Finally, a terrorist the left doesn’t love

By Jack Cashill

When 62-year-old Shelley Shannon was released from a federal prison earlier this week after nearly 25 years of incarceration, many on the left were demanding that she be denied her freedom.

Shannon was sentenced to prison for 11 years for in the non-fatal shooting of Wichita abortionist George Tiller in 1993 and another 20 years for a string of abortion clinic fire bombings.

“The conditions of her probation must be the most stringent possible,” said Katherine Spillar, executive director of the Feminist Majority Foundation. “This is a woman who inspired three murders. And she has never renounced murder as a legitimate strategy. Never.”

Spillar continued, “So to have her out and having ongoing communications with extremists from across the country who promote the use of violence, this is a dangerous situation waiting to explode again.”

Vicki Saporta, president of the National Abortion Federation, was no more forgiving. “This is someone who not only committed multiple acts of violence herself, but also encouraged others to murder abortion providers,” said Saporta. “She has shown zero remorse.”

Shown zero remorse? Maybe so, but how does that differentiate Shannon from the terrorists holed up at Guantanamo, the very same terrorists for whom the American left has shown almost nothing but sympathy?

According to the Director of National Intelligence, at least 121 of the so-called terrorists released from Guantanamo Bay have re-engaged in terrorism. These numbers have not diminished the left’s drive to have more terrorists released.

Or consider the disparate treatment of President Barack Obama’s favorite terrorists, Bill Ayers and his lovely bride, Bernardine Dohrn.

In 1970, the pair’s fellow travelers in the Weather Underground plotted to plant an anti-personnel bomb at a dance for non-coms and their dates in nearby Fort Dix, New Jersey.

This is a fact to which Ayers readily owns up. Not as competent as they were committed, the bombers ended up killing three of their own when the bomb exploded prematurely.

Had they succeeded, we would remember Ayers today the way we remember Timothy McVeigh, and any kind of relationship with the man would have cost Obama a gig as alderman, let alone president.

For much of the following decade, Ayers and Dohrn continued their bombing spree. After the Greenwich Village bomb factory disaster, the Weather Underground bombers claim they avoided human targets.

The San Francisco police beg to differ. The police union accused Ayers and Dohrn of the 1970 bombing of a city police station that killed Sgt. Brian McDonnell.

Remorseful? No chance. In August 2001, Chicago Magazine helped launch Ayers’ memoir “Fugitive Days” with a color photo of Ayers, hands in pockets, face alight with his superior wisdom, feet firmly planted on an American flag.

The article is aptly titled “No Regrets,” and the sympathetic author suggests no reason why Ayers should harbor any.
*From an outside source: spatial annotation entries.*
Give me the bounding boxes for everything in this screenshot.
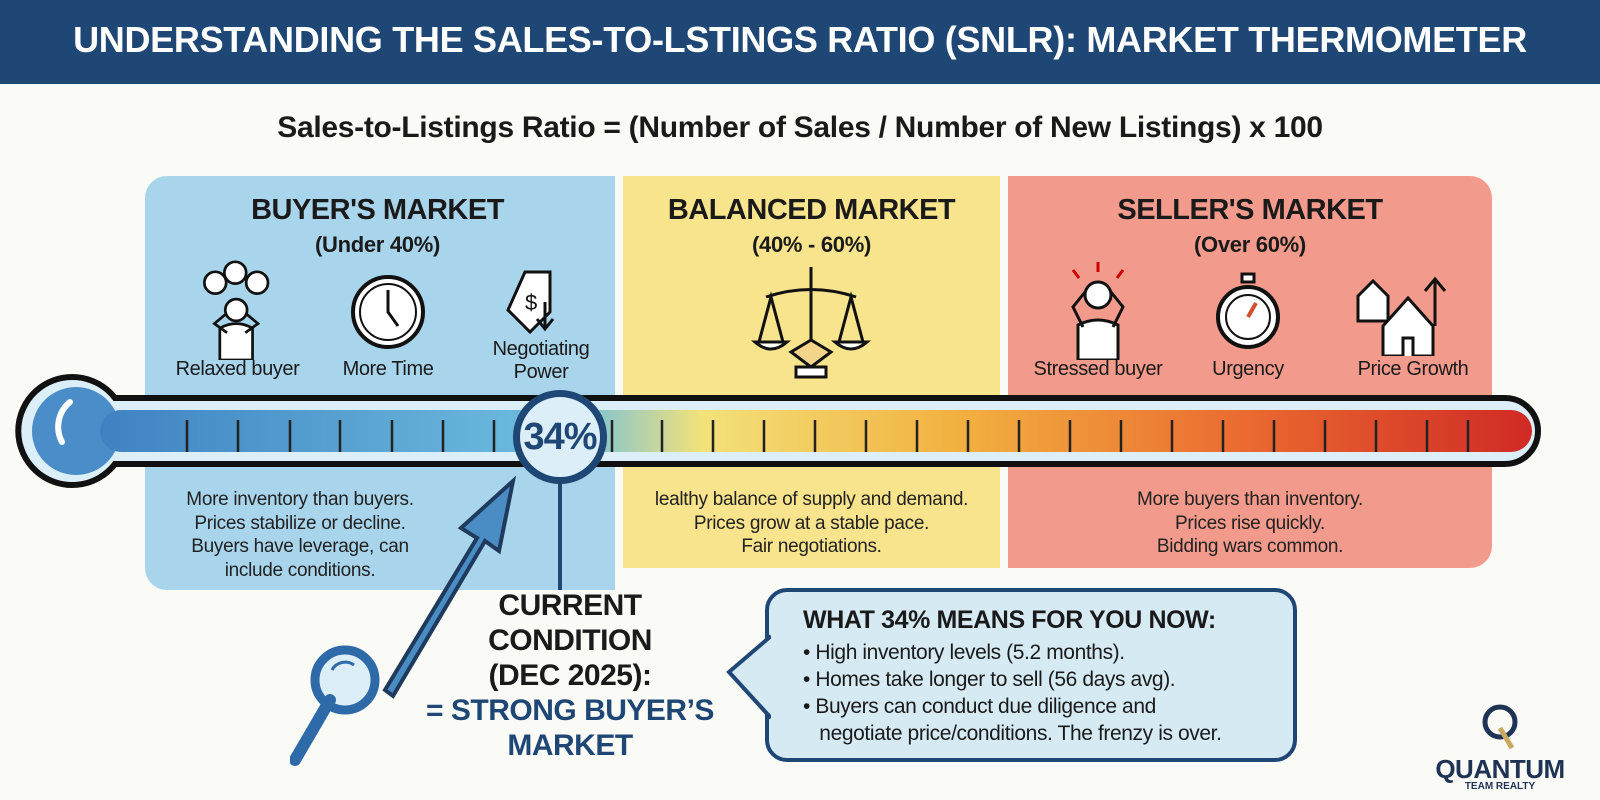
range: over 60: (Over 60%) [1194,232,1306,257]
description: balanced: Prices grow at a stable pace. [694,512,929,534]
label: price growth: Price Growth [1358,358,1468,380]
icon: stressed buyer [1071,262,1125,360]
panel: seller's market [1008,176,1492,568]
indicator: 34% circle [513,390,607,484]
heading: buyer's market: BUYER'S MARKET [251,194,504,226]
label: negotiating power: Negotiating Power [493,338,589,383]
callout bullets: negotiate price/conditions. The frenzy is over. [819,722,1222,745]
description: seller [1137,489,1363,557]
callout: what 34% means [765,588,1297,762]
logo: quantum team realty: QUANTUM [1435,754,1565,784]
description: balanced: lealthy balance of supply and demand. [655,489,968,510]
description: buyer: Buyers have leverage, can [191,536,409,557]
range: 40-60: (40% - 60%) [752,232,871,257]
header bar: UNDERSTANDING THE SALES-TO-LSTINGS RATIO (SNLR): MARKET THERMOMETER [73,19,1527,60]
icon: relaxed buyer [203,260,270,360]
callout bullets: • Buyers can conduct due diligence and [803,695,1156,718]
description: seller: Prices rise quickly. [1175,512,1325,534]
callout heading: WHAT 34% MEANS FOR YOU NOW: [803,606,1216,634]
range: under 40: (Under 40%) [315,232,440,257]
label: more time: More Time [343,358,433,380]
current condition text: CURRENT [498,589,642,622]
panel: balanced market [623,176,1000,568]
header bar [0,0,1600,84]
description: buyer: Prices stabilize or decline. [194,512,406,534]
description: buyer: More inventory than buyers. [186,489,414,510]
icon: price growth houses [1356,276,1446,356]
thermometer [15,374,1541,590]
current condition text [426,589,714,762]
arrow and magnifier [290,476,516,766]
panel: buyer's market [145,176,615,590]
current condition text: (DEC 2025): [489,659,651,692]
icon: clock [351,275,425,349]
logo: quantum team realty: TEAM REALTY [1465,781,1535,792]
indicator: 34% circle: 34% [523,416,597,458]
heading: balanced market: BALANCED MARKET [668,194,955,226]
description: seller: More buyers than inventory. [1137,489,1363,510]
callout bullets [803,641,1222,745]
icon: price tag: $ [525,290,537,315]
label: stressed buyer: Stressed buyer [1034,358,1162,380]
description: balanced [655,489,968,557]
icon: scales with handshake [751,267,871,378]
logo: quantum team realty [1435,704,1565,792]
formula: Sales-to-Listings Ratio = (Number of Sales / Number of New Listings) x 100 [277,111,1323,144]
description: buyer [186,489,414,580]
description: seller: Bidding wars common. [1157,536,1343,557]
current condition text: CONDITION [488,624,652,657]
current condition text: MARKET [507,729,633,762]
description: buyer: include conditions. [225,560,375,580]
description: balanced: Fair negotiations. [741,536,882,557]
label: urgency: Urgency [1212,358,1284,380]
heading: seller's market: SELLER'S MARKET [1117,194,1383,226]
current condition text: = STRONG BUYER’S [426,694,714,727]
callout bullets: • Homes take longer to sell (56 days avg). [803,668,1175,691]
icon: stopwatch [1216,272,1280,349]
icon: price tag [506,270,554,334]
callout bullets: • High inventory levels (5.2 months). [803,641,1125,664]
label: relaxed buyer: Relaxed buyer [176,358,299,380]
callout pointer [726,634,771,720]
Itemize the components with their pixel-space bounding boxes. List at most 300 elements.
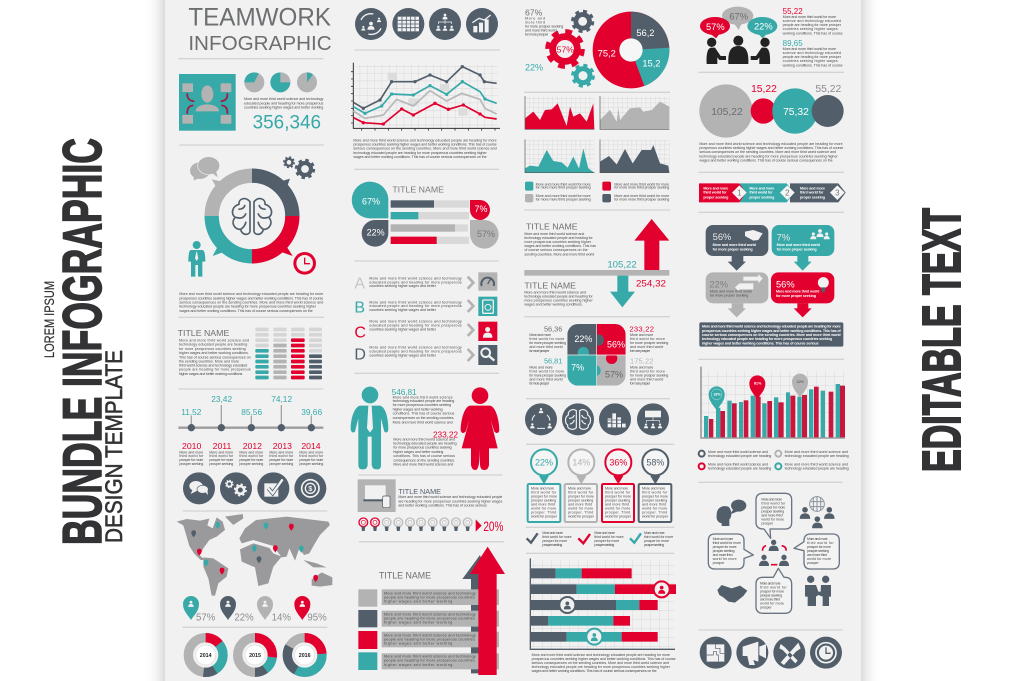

The New York Times followed soon thereafter with a lengthy article of its own. Dinitia Smith begins her review of the book and its author with a now famous quote from Ayers, ”I don’t regret setting bombs,” Ayers tells her. ”I feel we didn’t do enough.”

Given Ayers’ career as a bomber, the review is sober, lengthy and exquisitely non-judgmental. Despite the occasional quibble about his career choices, Smith allows Ayers the last word: “I was a child of privilege,” he tells her, “and I woke up to a world on fire. And hope and history rhymed.”

Under normal circumstances, a lengthy Times article titled “No Regrets for a Love Of Explosives” would have propelled “Fugitive Days” onto the best-seller lists. But there was nothing normal about the day of this article’s publication.

Within hours of the paper’s release, the world, or at least the lower Manhattan part of it, was literally on fire. On this memorable Sept. 11, more competent terrorists than Ayers had suddenly thrown his “love” into disrepute.

Unlike Ayers and Dohrn, Shannon never tried to kill anyone, including Tiller. She shot him in his arms, the strategy then common among hard-core pro-lifers whose goal was to disable abortionists not to kill them.

For all of Shannon’s admitted violence, there cannot be many women in the federal prison system who have served longer for a non-lethal crime. As to Ayers, he served no time at all.

“Guilty as hell. Free as a bird,” said an unremorseful Ayers who was responsible for as many as four deaths.

Oh yeah, and Ayers did “pal around” with Barack Obama, helped write his scam of a book as well.